Davanti ai giudici il proprietario di uno dei locali più famosi di Ponte Milvio: il ristorante “Dal Tappezziere”

Casamonica, la cantina delle torture: il clan minacciava così chi non pagava il pizzo
di Michela Allegri
2 Minuti di Lettura
Giovedì 21 Luglio 2022, 23:21 - Ultimo aggiornamento: 22 Luglio, 23:12

Quando ha parlato in aula era ancora spaventato. «Mi hanno rubato la macchina, mi hanno picchiato», ha detto.
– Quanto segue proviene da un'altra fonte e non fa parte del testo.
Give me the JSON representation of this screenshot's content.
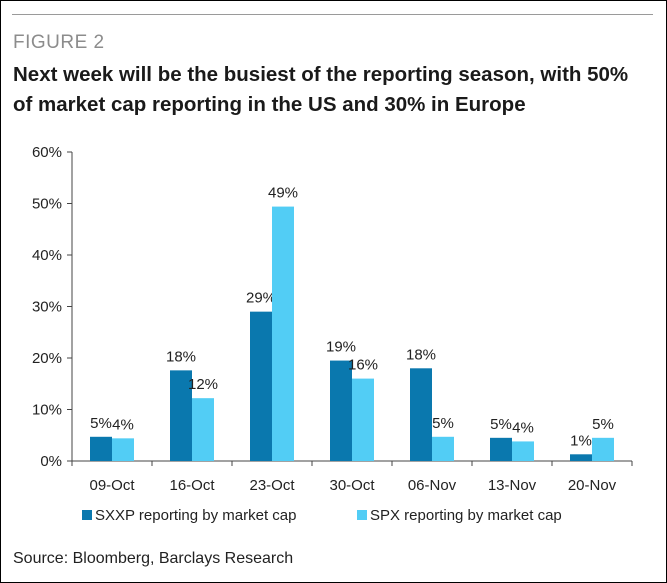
{
  "header": {
    "figure_label": "FIGURE 2",
    "title": "Next week will be the busiest of the reporting season, with 50% of market cap reporting in the US and 30% in Europe"
  },
  "footer": {
    "source": "Source: Bloomberg, Barclays Research"
  },
  "colors": {
    "SXXP": "#0a78ae",
    "SPX": "#52cdf5",
    "axis": "#444444"
  },
  "chart_data": {
    "type": "bar",
    "categories": [
      "09-Oct",
      "16-Oct",
      "23-Oct",
      "30-Oct",
      "06-Nov",
      "13-Nov",
      "20-Nov"
    ],
    "series": [
      {
        "name": "SXXP reporting by market cap",
        "values": [
          4.7,
          17.6,
          29,
          19.5,
          18,
          4.5,
          1.3
        ],
        "labels": [
          "5%",
          "18%",
          "29%",
          "19%",
          "18%",
          "5%",
          "1%"
        ]
      },
      {
        "name": "SPX reporting by market cap",
        "values": [
          4.4,
          12.2,
          49.4,
          16,
          4.7,
          3.8,
          4.5
        ],
        "labels": [
          "4%",
          "12%",
          "49%",
          "16%",
          "5%",
          "4%",
          "5%"
        ]
      }
    ],
    "ylim": [
      0,
      60
    ],
    "yticks": [
      0,
      10,
      20,
      30,
      40,
      50,
      60
    ],
    "ytick_labels": [
      "0%",
      "10%",
      "20%",
      "30%",
      "40%",
      "50%",
      "60%"
    ],
    "xlabel": "",
    "ylabel": "",
    "grid": false,
    "legend_position": "bottom"
  }
}
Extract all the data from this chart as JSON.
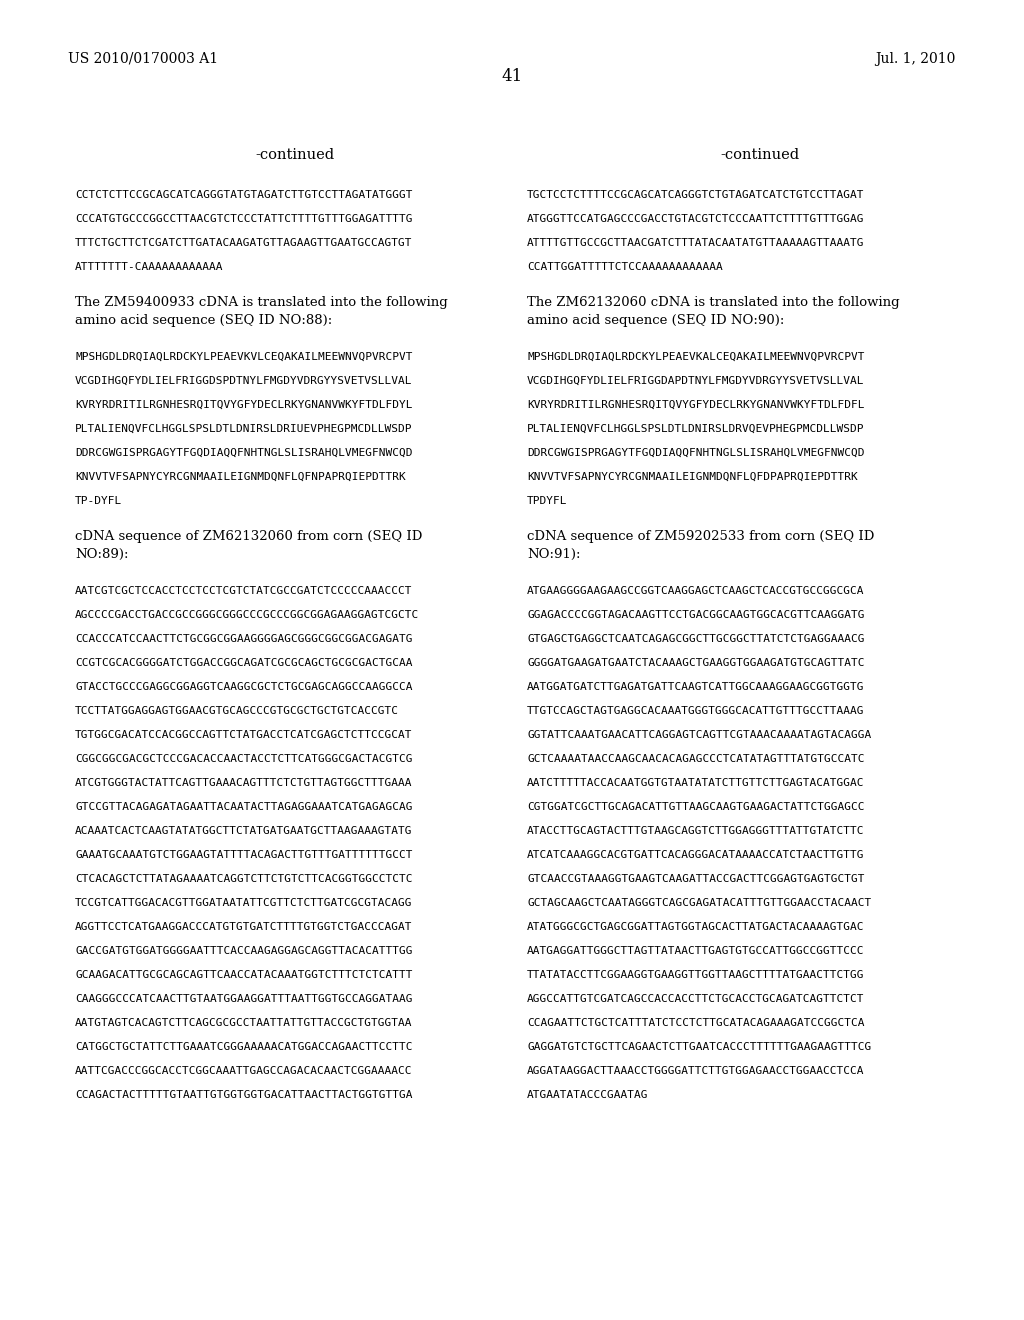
{
  "bg_color": "#ffffff",
  "header_left": "US 2010/0170003 A1",
  "header_right": "Jul. 1, 2010",
  "page_number": "41",
  "content_left": [
    {
      "type": "centered",
      "text": "-continued"
    },
    {
      "type": "gap_large"
    },
    {
      "type": "mono",
      "text": "CCTCTCTTCCGCAGCATCAGGGTATGTAGATCTTGTCCTTAGATATGGGT"
    },
    {
      "type": "gap_mono"
    },
    {
      "type": "mono",
      "text": "CCCATGTGCCCGGCCTTAACGTCTCCCTATTCTTTTGTTTGGAGATTTTG"
    },
    {
      "type": "gap_mono"
    },
    {
      "type": "mono",
      "text": "TTTCTGCTTCTCGATCTTGATACAAGATGTTAGAAGTTGAATGCCAGTGT"
    },
    {
      "type": "gap_mono"
    },
    {
      "type": "mono",
      "text": "ATTTTTTT-CAAAAAAAAAAAA"
    },
    {
      "type": "gap_body"
    },
    {
      "type": "body",
      "text": "The ZM59400933 cDNA is translated into the following amino acid sequence (SEQ ID NO:88):"
    },
    {
      "type": "gap_large"
    },
    {
      "type": "mono",
      "text": "MPSHGDLDRQIAQLRDCKYLPEAEVKVLCEQAKAILMEEWNVQPVRCPVT"
    },
    {
      "type": "gap_mono"
    },
    {
      "type": "mono",
      "text": "VCGDIHGQFYDLIELFRIGGDSPDTNYLFMGDYVDRGYYSVETVSLLVAL"
    },
    {
      "type": "gap_mono"
    },
    {
      "type": "mono",
      "text": "KVRYRDRITILRGNHESRQITQVYGFYDECLRKYGNANVWKYFTDLFDYL"
    },
    {
      "type": "gap_mono"
    },
    {
      "type": "mono",
      "text": "PLTALIENQVFCLHGGLSPSLDTLDNIRSLDRIUEVPHEGPMCDLLWSDP"
    },
    {
      "type": "gap_mono"
    },
    {
      "type": "mono",
      "text": "DDRCGWGISPRGAGYTFGQDIAQQFNHTNGLSLISRAHQLVMEGFNWCQD"
    },
    {
      "type": "gap_mono"
    },
    {
      "type": "mono",
      "text": "KNVVTVFSAPNYCYRCGNMAAILEIGNMDQNFLQFNPAPRQIEPDTTRK"
    },
    {
      "type": "gap_mono"
    },
    {
      "type": "mono",
      "text": "TP-DYFL"
    },
    {
      "type": "gap_body"
    },
    {
      "type": "body",
      "text": "cDNA sequence of ZM62132060 from corn (SEQ ID NO:89):"
    },
    {
      "type": "gap_large"
    },
    {
      "type": "mono",
      "text": "AATCGTCGCTCCACCTCCTCCTCGTCTATCGCCGATCTCCCCCAAACCCT"
    },
    {
      "type": "gap_mono"
    },
    {
      "type": "mono",
      "text": "AGCCCCGACCTGACCGCCGGGCGGGCCCGCCCGGCGGAGAAGGAGTCGCTC"
    },
    {
      "type": "gap_mono"
    },
    {
      "type": "mono",
      "text": "CCACCCATCCAACTTCTGCGGCGGAAGGGGAGCGGGCGGCGGACGAGATG"
    },
    {
      "type": "gap_mono"
    },
    {
      "type": "mono",
      "text": "CCGTCGCACGGGGATCTGGACCGGCAGATCGCGCAGCTGCGCGACTGCAA"
    },
    {
      "type": "gap_mono"
    },
    {
      "type": "mono",
      "text": "GTACCTGCCCGAGGCGGAGGTCAAGGCGCTCTGCGAGCAGGCCAAGGCCA"
    },
    {
      "type": "gap_mono"
    },
    {
      "type": "mono",
      "text": "TCCTTATGGAGGAGTGGAACGTGCAGCCCGTGCGCTGCTGTCACCGTC"
    },
    {
      "type": "gap_mono"
    },
    {
      "type": "mono",
      "text": "TGTGGCGACATCCACGGCCAGTTCTATGACCTCATCGAGCTCTTCCGCAT"
    },
    {
      "type": "gap_mono"
    },
    {
      "type": "mono",
      "text": "CGGCGGCGACGCTCCCGACACCAACTACCTCTTCATGGGCGACTACGTCG"
    },
    {
      "type": "gap_mono"
    },
    {
      "type": "mono",
      "text": "ATCGTGGGTACTATTCAGTTGAAACAGTTTCTCTGTTAGTGGCTTTGAAA"
    },
    {
      "type": "gap_mono"
    },
    {
      "type": "mono",
      "text": "GTCCGTTACAGAGATAGAATTACAATACTTAGAGGAAATCATGAGAGCAG"
    },
    {
      "type": "gap_mono"
    },
    {
      "type": "mono",
      "text": "ACAAATCACTCAAGTATATGGCTTCTATGATGAATGCTTAAGAAAGTATG"
    },
    {
      "type": "gap_mono"
    },
    {
      "type": "mono",
      "text": "GAAATGCAAATGTCTGGAAGTATTTTACAGACTTGTTTGATTTTTTGCCT"
    },
    {
      "type": "gap_mono"
    },
    {
      "type": "mono",
      "text": "CTCACAGCTCTTATAGAAAATCAGGTCTTCTGTCTTCACGGTGGCCTCTC"
    },
    {
      "type": "gap_mono"
    },
    {
      "type": "mono",
      "text": "TCCGTCATTGGACACGTTGGATAATATTCGTTCTCTTGATCGCGTACAGG"
    },
    {
      "type": "gap_mono"
    },
    {
      "type": "mono",
      "text": "AGGTTCCTCATGAAGGACCCATGTGTGATCTTTTGTGGTCTGACCCAGAT"
    },
    {
      "type": "gap_mono"
    },
    {
      "type": "mono",
      "text": "GACCGATGTGGATGGGGAATTTCACCAAGAGGAGCAGGTTACACATTTGG"
    },
    {
      "type": "gap_mono"
    },
    {
      "type": "mono",
      "text": "GCAAGACATTGCGCAGCAGTTCAACCATACAAATGGTCTTTCTCTCATTT"
    },
    {
      "type": "gap_mono"
    },
    {
      "type": "mono",
      "text": "CAAGGGCCCATCAACTTGTAATGGAAGGATTTAATTGGTGCCAGGATAAG"
    },
    {
      "type": "gap_mono"
    },
    {
      "type": "mono",
      "text": "AATGTAGTCACAGTCTTCAGCGCGCCTAATTATTGTTACCGCTGTGGTAA"
    },
    {
      "type": "gap_mono"
    },
    {
      "type": "mono",
      "text": "CATGGCTGCTATTCTTGAAATCGGGAAAAACATGGACCAGAACTTCCTTC"
    },
    {
      "type": "gap_mono"
    },
    {
      "type": "mono",
      "text": "AATTCGACCCGGCACCTCGGCAAATTGAGCCAGACACAACTCGGAAAACC"
    },
    {
      "type": "gap_mono"
    },
    {
      "type": "mono",
      "text": "CCAGACTACTTTTTGTAATTGTGGTGGTGACATTAACTTACTGGTGTTGA"
    }
  ],
  "content_right": [
    {
      "type": "centered",
      "text": "-continued"
    },
    {
      "type": "gap_large"
    },
    {
      "type": "mono",
      "text": "TGCTCCTCTTTTCCGCAGCATCAGGGTCTGTAGATCATCTGTCCTTAGAT"
    },
    {
      "type": "gap_mono"
    },
    {
      "type": "mono",
      "text": "ATGGGTTCCATGAGCCCGACCTGTACGTCTCCCAATTCTTTTGTTTGGAG"
    },
    {
      "type": "gap_mono"
    },
    {
      "type": "mono",
      "text": "ATTTTGTTGCCGCTTAACGATCTTTATACAATATGTTAAAAAGTTAAATG"
    },
    {
      "type": "gap_mono"
    },
    {
      "type": "mono",
      "text": "CCATTGGATTTTTCTCCAAAAAAAAAAAA"
    },
    {
      "type": "gap_body"
    },
    {
      "type": "body",
      "text": "The ZM62132060 cDNA is translated into the following amino acid sequence (SEQ ID NO:90):"
    },
    {
      "type": "gap_large"
    },
    {
      "type": "mono",
      "text": "MPSHGDLDRQIAQLRDCKYLPEAEVKALCEQAKAILMEEWNVQPVRCPVT"
    },
    {
      "type": "gap_mono"
    },
    {
      "type": "mono",
      "text": "VCGDIHGQFYDLIELFRIGGDAPDTNYLFMGDYVDRGYYSVETVSLLVAL"
    },
    {
      "type": "gap_mono"
    },
    {
      "type": "mono",
      "text": "KVRYRDRITILRGNHESRQITQVYGFYDECLRKYGNANVWKYFTDLFDFL"
    },
    {
      "type": "gap_mono"
    },
    {
      "type": "mono",
      "text": "PLTALIENQVFCLHGGLSPSLDTLDNIRSLDRVQEVPHEGPMCDLLWSDP"
    },
    {
      "type": "gap_mono"
    },
    {
      "type": "mono",
      "text": "DDRCGWGISPRGAGYTFGQDIAQQFNHTNGLSLISRAHQLVMEGFNWCQD"
    },
    {
      "type": "gap_mono"
    },
    {
      "type": "mono",
      "text": "KNVVTVFSAPNYCYRCGNMAAILEIGNMDQNFLQFDPAPRQIEPDTTRK"
    },
    {
      "type": "gap_mono"
    },
    {
      "type": "mono",
      "text": "TPDYFL"
    },
    {
      "type": "gap_body"
    },
    {
      "type": "body",
      "text": "cDNA sequence of ZM59202533 from corn (SEQ ID NO:91):"
    },
    {
      "type": "gap_large"
    },
    {
      "type": "mono",
      "text": "ATGAAGGGGAAGAAGCCGGTCAAGGAGCTCAAGCTCACCGTGCCGGCGCA"
    },
    {
      "type": "gap_mono"
    },
    {
      "type": "mono",
      "text": "GGAGACCCCGGTAGACAAGTTCCTGACGGCAAGTGGCACGTTCAAGGATG"
    },
    {
      "type": "gap_mono"
    },
    {
      "type": "mono",
      "text": "GTGAGCTGAGGCTCAATCAGAGCGGCTTGCGGCTTATCTCTGAGGAAACG"
    },
    {
      "type": "gap_mono"
    },
    {
      "type": "mono",
      "text": "GGGGATGAAGATGAATCTACAAAGCTGAAGGTGGAAGATGTGCAGTTATC"
    },
    {
      "type": "gap_mono"
    },
    {
      "type": "mono",
      "text": "AATGGATGATCTTGAGATGATTCAAGTCATTGGCAAAGGAAGCGGTGGTG"
    },
    {
      "type": "gap_mono"
    },
    {
      "type": "mono",
      "text": "TTGTCCAGCTAGTGAGGCACAAATGGGTGGGCACATTGTTTGCCTTAAAG"
    },
    {
      "type": "gap_mono"
    },
    {
      "type": "mono",
      "text": "GGTATTCAAATGAACATTCAGGAGTCAGTTCGTAAACAAAATAGTACAGGA"
    },
    {
      "type": "gap_mono"
    },
    {
      "type": "mono",
      "text": "GCTCAAAATAACCAAGCAACACAGAGCCCTCATATAGTTTATGTGCCATC"
    },
    {
      "type": "gap_mono"
    },
    {
      "type": "mono",
      "text": "AATCTTTTTACCACAATGGTGTAATATATCTTGTTCTTGAGTACATGGAC"
    },
    {
      "type": "gap_mono"
    },
    {
      "type": "mono",
      "text": "CGTGGATCGCTTGCAGACATTGTTAAGCAAGTGAAGACTATTCTGGAGCC"
    },
    {
      "type": "gap_mono"
    },
    {
      "type": "mono",
      "text": "ATACCTTGCAGTACTTTGTAAGCAGGTCTTGGAGGGTTTATTGTATCTTC"
    },
    {
      "type": "gap_mono"
    },
    {
      "type": "mono",
      "text": "ATCATCAAAGGCACGTGATTCACAGGGACATAAAACCATCTAACTTGTTG"
    },
    {
      "type": "gap_mono"
    },
    {
      "type": "mono",
      "text": "GTCAACCGTAAAGGTGAAGTCAAGATTACCGACTTCGGAGTGAGTGCTGT"
    },
    {
      "type": "gap_mono"
    },
    {
      "type": "mono",
      "text": "GCTAGCAAGCTCAATAGGGTCAGCGAGATACATTTGTTGGAACCTACAACT"
    },
    {
      "type": "gap_mono"
    },
    {
      "type": "mono",
      "text": "ATATGGGCGCTGAGCGGATTAGTGGTAGCACTTATGACTACAAAAGTGAC"
    },
    {
      "type": "gap_mono"
    },
    {
      "type": "mono",
      "text": "AATGAGGATTGGGCTTAGTTATAACTTGAGTGTGCCATTGGCCGGTTCCC"
    },
    {
      "type": "gap_mono"
    },
    {
      "type": "mono",
      "text": "TTATATACCTTCGGAAGGTGAAGGTTGGTTAAGCTTTTATGAACTTCTGG"
    },
    {
      "type": "gap_mono"
    },
    {
      "type": "mono",
      "text": "AGGCCATTGTCGATCAGCCACCACCTTCTGCACCTGCAGATCAGTTCTCT"
    },
    {
      "type": "gap_mono"
    },
    {
      "type": "mono",
      "text": "CCAGAATTCTGCTCATTTATCTCCTCTTGCATACAGAAAGATCCGGCTCA"
    },
    {
      "type": "gap_mono"
    },
    {
      "type": "mono",
      "text": "GAGGATGTCTGCTTCAGAACTCTTGAATCACCCTTTTTTGAAGAAGTTTCG"
    },
    {
      "type": "gap_mono"
    },
    {
      "type": "mono",
      "text": "AGGATAAGGACTTAAACCTGGGGATTCTTGTGGAGAACCTGGAACCTCCA"
    },
    {
      "type": "gap_mono"
    },
    {
      "type": "mono",
      "text": "ATGAATATACCCGAATAG"
    }
  ],
  "mono_fs": 8.0,
  "body_fs": 9.5,
  "header_fs": 10.0,
  "pagenum_fs": 12.0,
  "cont_fs": 10.5
}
E, soprattutto, ha svelato un retroscena inedito e preoccupante sul clan di origine sinti che per anni ha tenuto sotto scacco la Capitale: «I Casamonica mi hanno detto che se non avessi ubbidito mi avrebbero rinchiuso nella cantina delle torture che usano alla Romanina per convincere i debitori a pagare». A parlare in aula, davanti ai giudici della VII sezione collegiale e rispondendo alle domande della pm Giulia Guccione, è il proprietario di uno dei locali più famosi di Ponte Milvio: il ristorante “Dal Tappezziere”. A suo dire, l’obiettivo di due componenti del clan, Antonio e Guerino Casamonica - il primo è uno dei protagonisti del raid al Roxy bar - era trasformare il locale in una base di spaccio nel cuore della movida.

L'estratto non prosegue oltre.